The cardiovascular risks associated with night shift work in medical staff have been suspected for several years. Kawachi et al.1 analysed coronary heart disease (CHD) incidence in 79 109 women from the Nurses Health Study, and observed raised rates among night shift workers, particularly those who had worked for ≥6 years on rotating shifts (51% increased risk). Effects remained significant after controlling for smoking, history of hypertension, body mass, and other factors. Prospective studies have also demonstrated an increased incidence of the metabolic syndrome in shift workers,2 while a recent analysis of the Cardiovascular Risk in Young Finns study showed positive associations between shift work and carotid intima-media thickness and carotid plaque in young men that were independent of standard risk factors.3
On-call duty for physicians involves both increased workload and disturbed sleep. Disturbed sleep is a risk factor for mortality in older adults,4 while Kripke's analysis of more than 1 million respondents to the cancer prevention study of the American Cancer Society suggested moderately increased death rates over 6 years among individuals who slept ≤6 h per night, compared with those who reported sleeping ∼7 h.5 Short sleep hours are also associated with an increased incidence of hypertension.6
The mechanisms underlying these risks have not been fully characterized. Indeed, the epidemiological evidence relating shift work in general with CHD incidence remains inconsistent.7 This may be due to the varying nature, duration, and schedule of shift work, to the inaccuracy of self-reported sleep patterns, and to selection factors. Selection into night shift work or short sleep hours is not randomly distributed in the population. Despite controlling for covariates, it is possible that unmeasured confounding factors are responsible for some of the associations between shift work and cardiovascular risk. Thus a recent prospective study showed that future shift workers smoked more than future day workers, even before they began to work at night.8 There is also evidence that people with cardiovascular disease or risk factors may be more likely to leave shift work at an early stage, diluting its impact.9
The study by Rauschenzauner et al.10 is therefore especially welcome, since it has characterized the biological consequences of on-call duty at night using a within-person randomized design. This reduces the likelihood that confounders contribute to the differences observed between conditions. Cardiovascular, neuro-endocrine, and inflammatory processes were monitored during two 24 h periods in 30 healthy physicians. One 24 h period included an 8 h working day followed by 16 h on-duty call, while the control period consisted of work only during the day. The number of awakenings during the night was not large, with a median of one, but total sleep time was ∼70 min less on average on the on-call day. This was associated with increased low frequency heart rate variability during the night, increased ambulatory diastolic blood pressure, and heightened noradrenaline excretion. In addition, the inflammatory marker tumour necrosis factor-α (TNF-α) increased during the on-call period, and there was a higher rate of ventricular premature beats in the early hours of the morning.
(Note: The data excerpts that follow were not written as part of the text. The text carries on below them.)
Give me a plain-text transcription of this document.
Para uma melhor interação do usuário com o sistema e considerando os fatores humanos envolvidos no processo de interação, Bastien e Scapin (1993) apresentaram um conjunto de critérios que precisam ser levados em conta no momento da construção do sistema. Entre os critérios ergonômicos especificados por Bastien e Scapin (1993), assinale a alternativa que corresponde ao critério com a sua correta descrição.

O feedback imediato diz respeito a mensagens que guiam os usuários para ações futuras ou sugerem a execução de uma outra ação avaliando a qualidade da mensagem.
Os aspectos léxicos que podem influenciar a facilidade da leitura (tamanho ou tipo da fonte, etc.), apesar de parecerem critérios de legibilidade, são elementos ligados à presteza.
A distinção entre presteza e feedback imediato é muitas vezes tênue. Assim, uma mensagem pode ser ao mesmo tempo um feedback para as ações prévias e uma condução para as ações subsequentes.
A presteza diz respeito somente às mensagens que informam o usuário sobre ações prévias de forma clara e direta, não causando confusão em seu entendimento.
These findings indicate that on-call duty and the associated sleep disruption results in a broad range of psychobiological disturbances, including a shift of cardiac autonomic control away from parasympathetic towards sympathetic activation, enhanced sympathoadrenal output, and heightened inflammatory responses. Even in these healthy individuals, potentially dangerous responses such as cardiac dysrhythmias can be elicited. Similar patterns have been observed during experimental sleep disruption. For example, a recent study of severe circadian misalignment documented simultaneous increases in plasma glucose and insulin, disruption of cortisol output, and increased blood pressure.11 Other work has shown increased levels of circulating pro-inflammatory cytokines during the night, and the activation of cellular inflammatory signalling pathways.12,13 The pattern observed by Rauchenzauner et al. is also reminiscent of responses to acute psychological stress, that include raised blood pressure, impaired heart rate variability, inflammatory cytokine gene expression, and lipid mobilization.14 It is notable that these responses occur not only in the laboratory under controlled conditions, but also in working men and women as they go about their normal duties. While probably innocuous on a single occasion, such responses may contribute to health risk if repeated on a regular basis for months or years. Importantly, poor sleep quality in physicians and nurses has been shown not only to increase work stress, but also to disrupt memory performance, and this might have an adverse affect on work effectiveness.15 Recent reports in the mass media have attributed serious medical errors to poor decision making by tired doctors.
Night work is a necessary evil in modern medicine, since clinical problems do not stop at the end of the working day. However, efforts to ameliorate the adverse effects of disturbed sleep are urgently needed. The controversy surrounding the application of European Working Time Directive to young doctors is indicative of the lack of agreement about how to tackle this problem. There are clearly wide variations in psychological adaptation to night shift work and some people tolerate these work patterns well, but the factors predicting effective adaptation are poorly understood. Interventions with nurses using ergonomic shift criteria have resulted in favourable biological responses, so may potentially reduce risk.16 The application of such technologies to physicians might help prevent long-term adverse health consequences among those who are obliged to work at night.
Conflict of interest: none declared.